Il était donc logique qu’un jour un dialogue nous réunisse, et ce fut autour de Lacan : trente ans après. Nous avons, depuis toujours, soutenu que Lacan, rénovateur de la pensée freudienne, avait été un maître, au sens socratique du terme, capable d’actualiser une politique du sujet, du désir et de l’inconscient. Et nous avons la conviction que la double approche proposée ici, historique et philosophique – si fugace soit-elle –, devrait permettre au lecteur de réinterroger la question cruciale des relations entre révolution politique et révolution subjective. Aussi bien avons-nous transformé cette conviction en un dialogue à deux voix, en deux temps et en deux moments : Jacques Lacan, passé présent.

La première partie, « Un maître, deux rencontres », développe une suite de réflexions personnelles sur la relation que chacun d’entre nous a entretenue avec Lacan, au cœur des années 1960-1970. La deuxième, « Penser le désordre », est une critique, à travers l’évocation des aspects les plus pertinents de l’avancée lacanienne, de tous les sectarismes contemporains – idéal communautaire, obscurantisme, passion de l’ignorance –, qui ont contribué, aussi bien dans le champ de la psychanalyse que dans celui de la politique, à un abaissement de la pensée.

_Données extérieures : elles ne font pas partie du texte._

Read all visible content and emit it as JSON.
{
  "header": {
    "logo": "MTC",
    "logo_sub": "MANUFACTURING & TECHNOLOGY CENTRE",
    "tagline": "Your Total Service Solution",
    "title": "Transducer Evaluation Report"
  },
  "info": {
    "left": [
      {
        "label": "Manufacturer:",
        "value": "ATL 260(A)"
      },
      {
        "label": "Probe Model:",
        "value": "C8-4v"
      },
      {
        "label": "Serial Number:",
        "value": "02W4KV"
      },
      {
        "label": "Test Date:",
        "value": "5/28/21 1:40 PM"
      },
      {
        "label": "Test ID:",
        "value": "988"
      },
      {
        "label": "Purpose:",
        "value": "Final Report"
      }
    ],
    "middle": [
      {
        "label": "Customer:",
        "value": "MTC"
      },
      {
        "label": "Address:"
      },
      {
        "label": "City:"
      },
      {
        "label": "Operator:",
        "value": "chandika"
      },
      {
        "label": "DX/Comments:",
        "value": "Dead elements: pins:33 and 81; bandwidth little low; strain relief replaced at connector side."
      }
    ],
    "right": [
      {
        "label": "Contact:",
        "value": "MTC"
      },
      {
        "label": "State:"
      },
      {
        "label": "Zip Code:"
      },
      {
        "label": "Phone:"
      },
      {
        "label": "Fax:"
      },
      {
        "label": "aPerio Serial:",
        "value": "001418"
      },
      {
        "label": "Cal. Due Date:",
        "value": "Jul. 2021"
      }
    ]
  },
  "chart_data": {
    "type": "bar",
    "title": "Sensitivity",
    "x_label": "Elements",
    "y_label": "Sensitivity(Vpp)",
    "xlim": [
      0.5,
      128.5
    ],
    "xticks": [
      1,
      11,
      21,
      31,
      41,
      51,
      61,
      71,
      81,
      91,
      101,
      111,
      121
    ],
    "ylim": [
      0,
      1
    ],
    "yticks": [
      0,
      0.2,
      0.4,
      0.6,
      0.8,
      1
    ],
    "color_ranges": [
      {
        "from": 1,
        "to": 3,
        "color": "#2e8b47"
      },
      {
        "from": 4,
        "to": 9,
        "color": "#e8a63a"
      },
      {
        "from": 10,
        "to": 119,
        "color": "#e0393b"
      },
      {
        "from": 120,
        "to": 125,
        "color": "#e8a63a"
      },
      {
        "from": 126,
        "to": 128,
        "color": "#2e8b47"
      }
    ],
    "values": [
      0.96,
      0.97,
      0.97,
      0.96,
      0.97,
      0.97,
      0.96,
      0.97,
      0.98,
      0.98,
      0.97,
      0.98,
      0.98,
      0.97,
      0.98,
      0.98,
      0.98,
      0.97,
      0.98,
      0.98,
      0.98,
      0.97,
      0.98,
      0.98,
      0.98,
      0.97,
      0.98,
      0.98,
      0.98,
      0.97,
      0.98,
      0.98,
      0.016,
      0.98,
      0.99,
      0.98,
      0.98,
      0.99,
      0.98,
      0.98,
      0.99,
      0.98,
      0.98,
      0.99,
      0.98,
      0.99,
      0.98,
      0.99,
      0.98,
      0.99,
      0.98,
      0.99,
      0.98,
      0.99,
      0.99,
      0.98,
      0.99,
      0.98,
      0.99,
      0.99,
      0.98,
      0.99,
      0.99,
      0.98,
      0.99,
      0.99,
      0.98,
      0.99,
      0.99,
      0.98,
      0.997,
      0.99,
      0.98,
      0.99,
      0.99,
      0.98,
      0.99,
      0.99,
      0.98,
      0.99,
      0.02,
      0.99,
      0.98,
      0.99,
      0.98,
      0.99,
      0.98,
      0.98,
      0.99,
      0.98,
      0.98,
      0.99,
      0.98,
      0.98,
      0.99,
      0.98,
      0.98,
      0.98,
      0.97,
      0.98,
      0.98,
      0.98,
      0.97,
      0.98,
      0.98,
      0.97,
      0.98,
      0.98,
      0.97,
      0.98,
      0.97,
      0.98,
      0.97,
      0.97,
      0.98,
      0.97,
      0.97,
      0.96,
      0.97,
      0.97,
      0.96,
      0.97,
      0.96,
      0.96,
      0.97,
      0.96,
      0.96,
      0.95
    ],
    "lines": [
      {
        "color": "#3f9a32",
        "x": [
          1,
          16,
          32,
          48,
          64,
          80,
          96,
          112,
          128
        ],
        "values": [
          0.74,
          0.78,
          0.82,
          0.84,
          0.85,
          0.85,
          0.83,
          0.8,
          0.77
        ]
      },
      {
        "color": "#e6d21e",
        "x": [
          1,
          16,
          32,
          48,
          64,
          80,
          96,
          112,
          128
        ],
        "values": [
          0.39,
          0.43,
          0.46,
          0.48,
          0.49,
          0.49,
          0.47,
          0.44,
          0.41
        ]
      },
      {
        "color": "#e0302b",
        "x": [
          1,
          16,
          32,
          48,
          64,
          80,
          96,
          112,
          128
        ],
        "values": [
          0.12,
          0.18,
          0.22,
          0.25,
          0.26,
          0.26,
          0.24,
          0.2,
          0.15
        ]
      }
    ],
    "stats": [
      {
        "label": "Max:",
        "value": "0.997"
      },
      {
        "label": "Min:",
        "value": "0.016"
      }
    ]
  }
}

Nous voulons croire, ici et maintenant, qu’au-delà de l’angoisse mortifère, sous laquelle s’obstine à se dire notre société en crise, une représentation de l’avenir rend possible une nouvelle espérance.Après tout, Freud avait élaboré une certaine conception tragique du sens intime, très éloignée du chacun-pour-soi qui caractérise notre époque. Pourquoi ne pas envisager que cette invention redevienne, au même titre que la révolution, une idée neuve dans le monde ?

A. B. et E. R.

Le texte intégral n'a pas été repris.